Suspected Nazi war criminals in deportation limbo reap rewards of freedom in US
At least four of ten suspected Nazi war criminals the United States ordered be deported continue to reside on American soil and, in part because no other country is willing to claim them, remain eligible for Social Security and other public benefits.
The four elderly men remain free because of a legal technicality that prevents them from being tried in the United States for crimes perpetrated in Europe. It falls on the country where the crimes were committed to prosecute. Reviewing data from the Department of Justice, the Associated Press reported Tuesday that six other accused Nazis previously identified by US authorities were successfully deported out of the country.
Those who remain are Vladas Zajanckauskas in Sutton, Massachusetts, Theodor Szehinsky in West Chester, Pennsylvania, John Kalymon in Troy, Michigan, and Jakiw Palij in New York City.
Zajanckauskas, 97, was first ordered to return to his native Lithuania in 2007 and ran out of deportation appeals but remains in the US because Lithuania has refused to accept him.

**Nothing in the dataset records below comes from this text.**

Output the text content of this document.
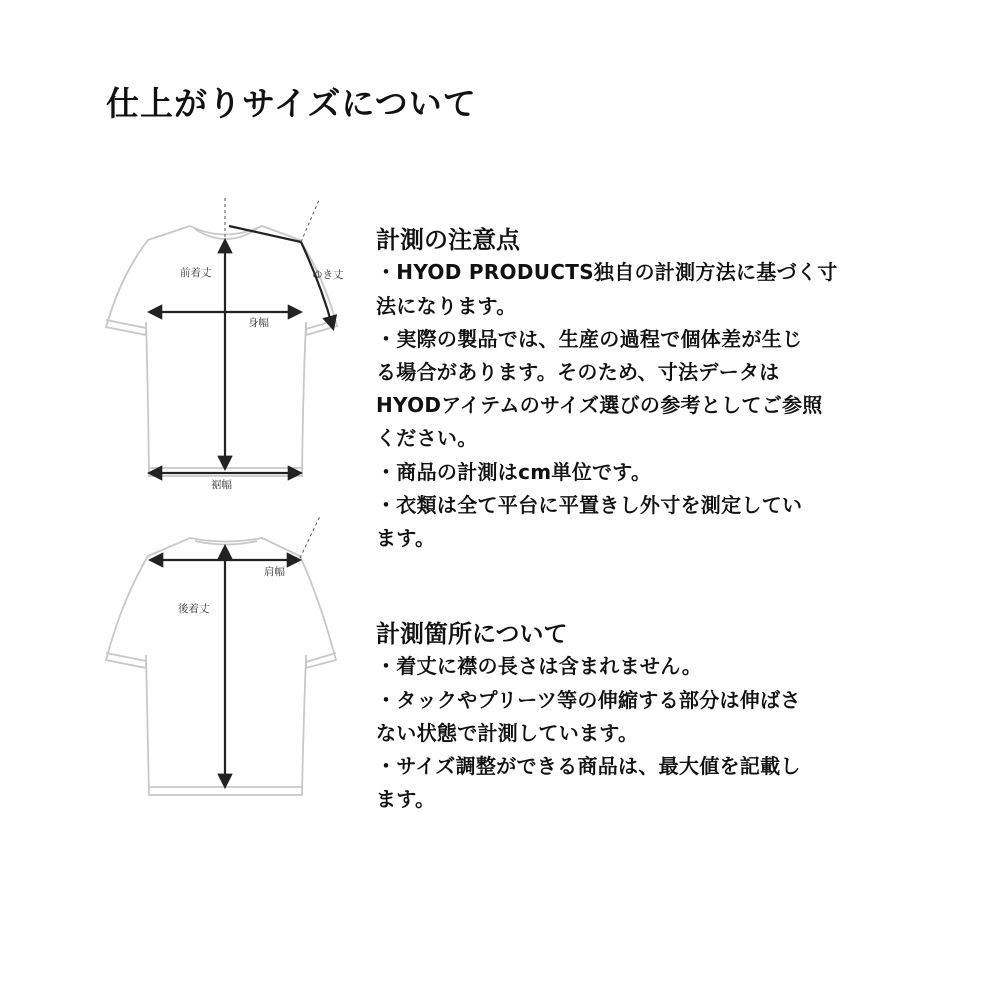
仕上がりサイズについて
前着丈	ゆき丈
身幅
裾幅
肩幅
後着丈
計測の注意点

・HYOD PRODUCTS独自の計測方法に基づく寸

法になります。

・実際の製品では、生産の過程で個体差が生じ

る場合があります。そのため、寸法データは

HYODアイテムのサイズ選びの参考としてご参照

ください。

・商品の計測はcm単位です。

・衣類は全て平台に平置きし外寸を測定してい

ます。

計測箇所について

・着丈に襟の長さは含まれません。

・タックやプリーツ等の伸縮する部分は伸ばさ

ない状態で計測しています。

・サイズ調整ができる商品は、最大値を記載し

ます。
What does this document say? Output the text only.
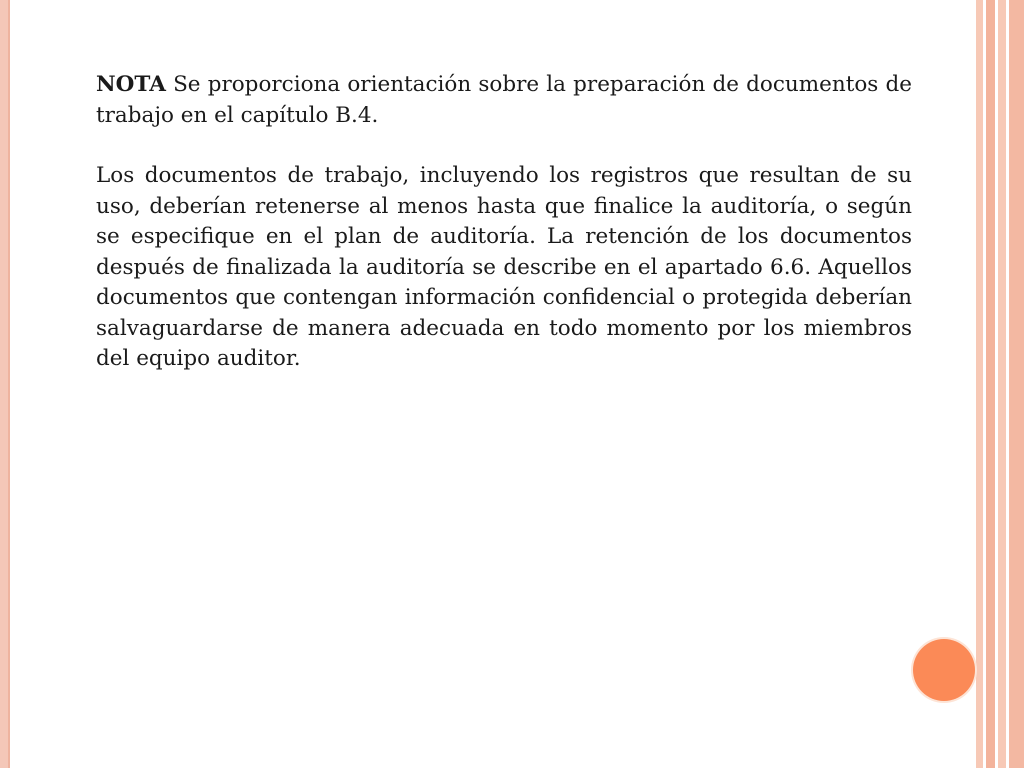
NOTA Se proporciona orientación sobre la preparación de documentos de trabajo en el capítulo B.4.

Los documentos de trabajo, incluyendo los registros que resultan de su uso, deberían retenerse al menos hasta que finalice la auditoría, o según se especifique en el plan de auditoría. La retención de los documentos después de finalizada la auditoría se describe en el apartado 6.6. Aquellos documentos que contengan información confidencial o protegida deberían salvaguardarse de manera adecuada en todo momento por los miembros del equipo auditor.
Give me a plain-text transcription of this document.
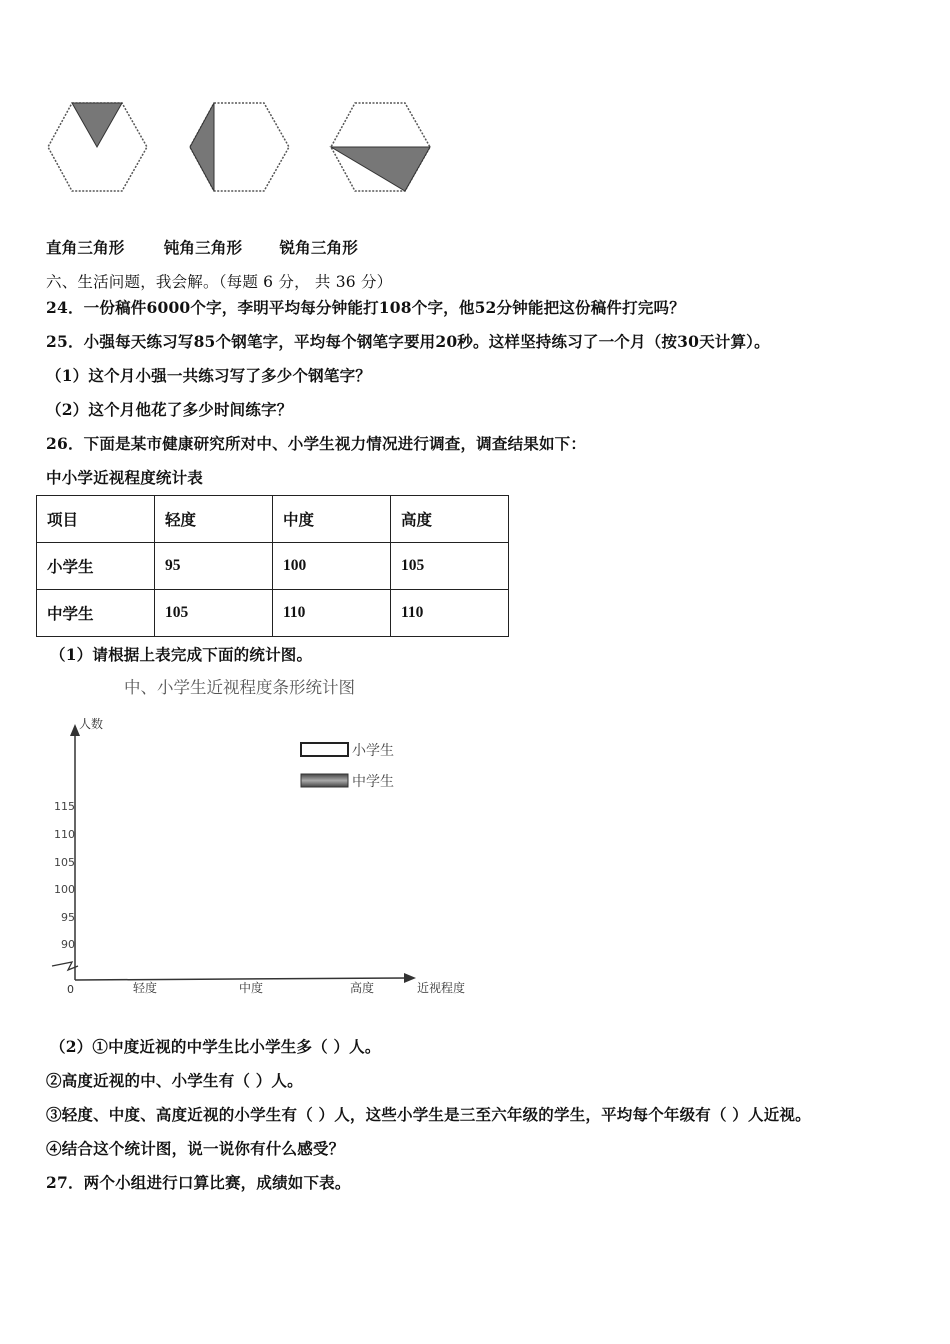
直角三角形	钝角三角形 锐角三角形
六、生活问题，我会解。（每题 6 分， 共 36 分）
24．一份稿件6000个字，李明平均每分钟能打108个字，他52分钟能把这份稿件打完吗？
25．小强每天练习写85个钢笔字，平均每个钢笔字要用20秒。这样坚持练习了一个月（按30天计算）。
（1）这个月小强一共练习写了多少个钢笔字？
（2）这个月他花了多少时间练字？
26．下面是某市健康研究所对中、小学生视力情况进行调查，调查结果如下：
中小学近视程度统计表
项目	轻度	中度	高度
小学生	95	100	105
中学生	105	110	110
（1）请根据上表完成下面的统计图。
中、小学生近视程度条形统计图
人数
近视程度
0
115
110
105
100
95
90
轻度	中度	高度
小学生
中学生
（2）①中度近视的中学生比小学生多（ ）人。
②高度近视的中、小学生有（ ）人。
③轻度、中度、高度近视的小学生有（ ）人，这些小学生是三至六年级的学生，平均每个年级有（ ）人近视。
④结合这个统计图，说一说你有什么感受？
27．两个小组进行口算比赛，成绩如下表。
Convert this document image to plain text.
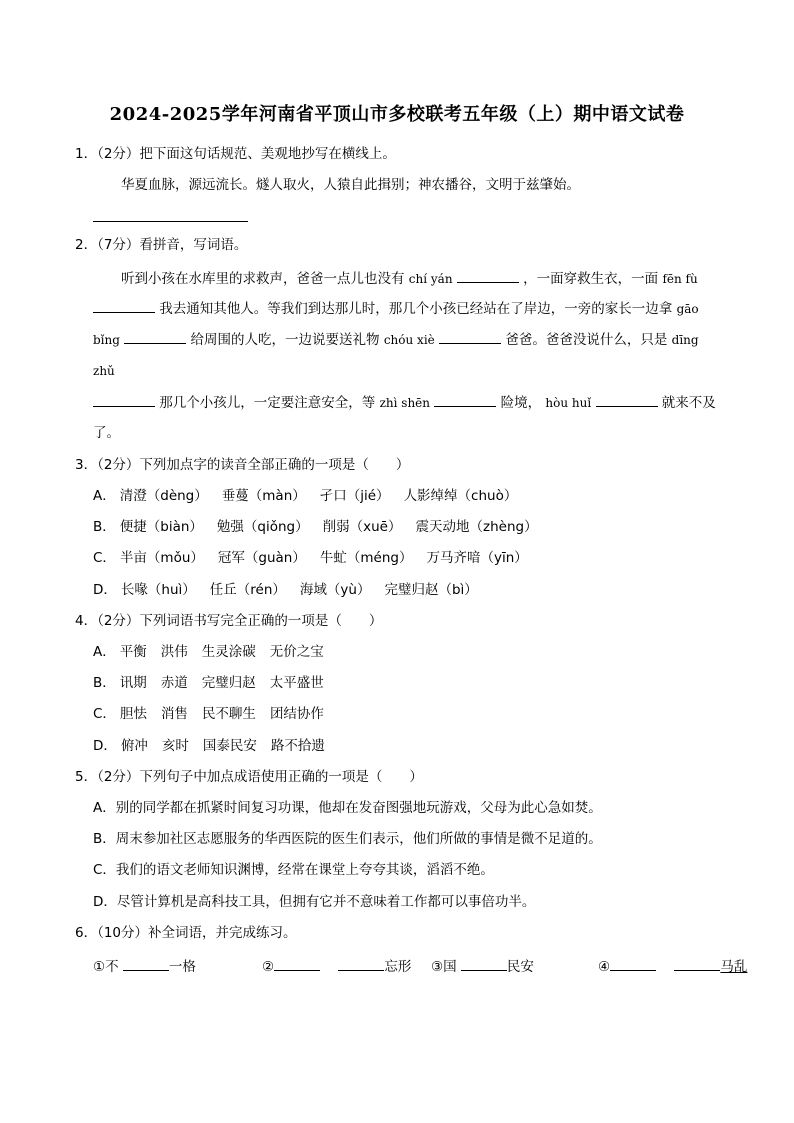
2024-2025学年河南省平顶山市多校联考五年级（上）期中语文试卷
1．（2分）把下面这句话规范、美观地抄写在横线上。
华夏血脉，源远流长。燧人取火，人猿自此揖别；神农播谷，文明于兹肇始。
2．（7分）看拼音，写词语。
听到小孩在水库里的求救声，爸爸一点儿也没有 chí yán	，一面穿救生衣，一面 fēn fù
我去通知其他人。等我们到达那儿时，那几个小孩已经站在了岸边，一旁的家长一边拿 gāo
bǐng	给周围的人吃，一边说要送礼物 chóu xiè	爸爸。爸爸没说什么，只是 dīng
zhǔ
那几个小孩儿，一定要注意安全，等 zhì shēn	险境， hòu huǐ	就来不及
了。
3．（2分）下列加点字的读音全部正确的一项是（　　）
A． 清澄（dèng） 垂蔓（màn） 孑口（jié） 人影绰绰（chuò）
B． 便捷（biàn） 勉强（qiǒng） 削弱（xuē） 震天动地（zhèng）
C． 半亩（mǒu） 冠军（guàn） 牛虻（méng） 万马齐喑（yīn）
D． 长喙（huì） 任丘（rén） 海域（yù） 完璧归赵（bì）
4．（2分）下列词语书写完全正确的一项是（　　）
A． 平衡 洪伟 生灵涂碳 无价之宝
B． 讯期 赤道 完璧归赵 太平盛世
C． 胆怯 消售 民不聊生 团结协作
D． 俯冲 亥时 国泰民安 路不拾遗
5．（2分）下列句子中加点成语使用正确的一项是（　　）
A．别的同学都在抓紧时间复习功课，他却在发奋图强地玩游戏，父母为此心急如焚。
B．周末参加社区志愿服务的华西医院的医生们表示，他们所做的事情是微不足道的。
C．我们的语文老师知识渊博，经常在课堂上夸夸其谈，滔滔不绝。
D．尽管计算机是高科技工具，但拥有它并不意味着工作都可以事倍功半。
6．（10分）补全词语，并完成练习。
①不	一格	②	忘形 ③国	民安	④	马乱
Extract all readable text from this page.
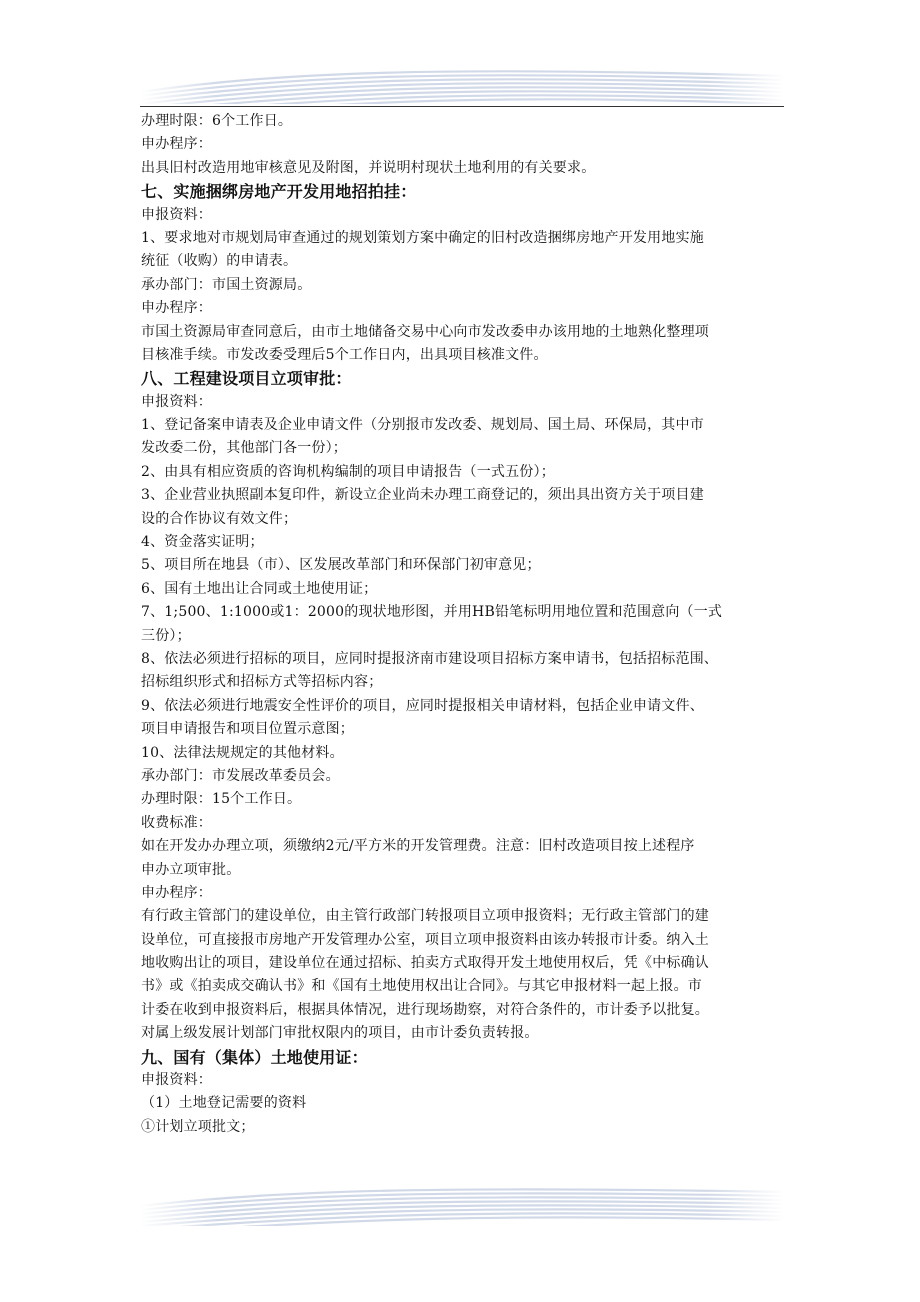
办理时限：6个工作日。
申办程序：
出具旧村改造用地审核意见及附图，并说明村现状土地利用的有关要求。
七、实施捆绑房地产开发用地招拍挂：
申报资料：
1、要求地对市规划局审查通过的规划策划方案中确定的旧村改造捆绑房地产开发用地实施
统征（收购）的申请表。
承办部门：市国土资源局。
申办程序：
市国土资源局审查同意后，由市土地储备交易中心向市发改委申办该用地的土地熟化整理项
目核准手续。市发改委受理后5个工作日内，出具项目核准文件。
八、工程建设项目立项审批：
申报资料：
1、登记备案申请表及企业申请文件（分别报市发改委、规划局、国土局、环保局，其中市
发改委二份，其他部门各一份）；
2、由具有相应资质的咨询机构编制的项目申请报告（一式五份）；
3、企业营业执照副本复印件，新设立企业尚未办理工商登记的，须出具出资方关于项目建
设的合作协议有效文件；
4、资金落实证明；
5、项目所在地县（市）、区发展改革部门和环保部门初审意见；
6、国有土地出让合同或土地使用证；
7、1;500、1:1000或1：2000的现状地形图，并用HB铅笔标明用地位置和范围意向（一式
三份）；
8、依法必须进行招标的项目，应同时提报济南市建设项目招标方案申请书，包括招标范围、
招标组织形式和招标方式等招标内容；
9、依法必须进行地震安全性评价的项目，应同时提报相关申请材料，包括企业申请文件、
项目申请报告和项目位置示意图；
10、法律法规规定的其他材料。
承办部门：市发展改革委员会。
办理时限：15个工作日。
收费标准：
如在开发办办理立项，须缴纳2元/平方米的开发管理费。注意：旧村改造项目按上述程序
申办立项审批。
申办程序：
有行政主管部门的建设单位，由主管行政部门转报项目立项申报资料；无行政主管部门的建
设单位，可直接报市房地产开发管理办公室，项目立项申报资料由该办转报市计委。纳入土
地收购出让的项目，建设单位在通过招标、拍卖方式取得开发土地使用权后，凭《中标确认
书》或《拍卖成交确认书》和《国有土地使用权出让合同》。与其它申报材料一起上报。市
计委在收到申报资料后，根据具体情况，进行现场勘察，对符合条件的，市计委予以批复。
对属上级发展计划部门审批权限内的项目，由市计委负责转报。
九、国有（集体）土地使用证：
申报资料：
（1）土地登记需要的资料
①计划立项批文；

Eli Rosenbaum, the head of the Justice Department agency that leads the search for remaining Nazis, said in a 2011 documentary that Zajanckauskas was involved in the “brutal liquidation” of a Jewish ghetto in Warsaw, Poland.
Kalymon, 92, is accused of helping identify and imprison Jews, while Palij and Szehinskyj, both 89, are suspected of working as armed guards in concentration camps in Poland and Germany during World War 2.
“Without a doubt, the greatest single frustration has been our inability, in quite a number of cases now, to carry out the deportation orders that we’ve won in federal courts,” Rosenbaum said in 2011’s “Elusive Justice: The Search for Nazi War Criminals,” as quoted by the AP. “We can’t carry them out because governments of Europe refuse to take these people back.”
Each of the four is entitled to public benefits, most notably Social Security, until they exhausted the deportation appeals process, which often goes on for years.
In the past 34 years the Justice Department has filed legal proceedings against 137 suspected Nazis, with only 66 being expelled by deportation, extradition, or voluntary departure. At least 20 died while their cases were pending, and US officials agreed not to pursue 20 other deportation cases because the suspects were in such poor health, based on 2008 Justice Department data.
For years the German government was hesitant to allow Nazis into the country, even for prosecution, for fear of being portrayed as a refuge for war criminals. Last year, however, Germany convicted retired Ohio autoworker John Demjanjuk, 91, of being an accessory to 28,060 murders as a guard in Sobibor extermination camp in Nazi-occupied Poland.
US authorities have tried to extradite three of the four men still living in the United States to Germany but Germany has failed to admit any of them.
“That they have been able to live out their lives enjoying the freedoms of this country, after depriving others of freedom and life itself, is an affront to the memory of those who perished,” Paul Shaprio, a director of the Center for Advanced Holocaust Studies at the US Holocaust Museum in Washington DC, told the AP.
Last month the Associated Press published a lengthy investigative report asserting that a Minnesota man named Michael Karkoc, 94, was part of an SS unit that committed brutal atrocities in Ukraine, burning villages of women and children before lying on immigration forms to enter the United States after the war.
The German government has begun an investigation into Karkoc’s past.
Efraim Zuroff, the head Nazi hunter for the Simon Wiesenthal Center, said that the size of the task at hand mixed with the legal loopholes has made it difficult to pursue surviving war criminals.
“I don’t think it’s any lack of effort by the American government,” he said.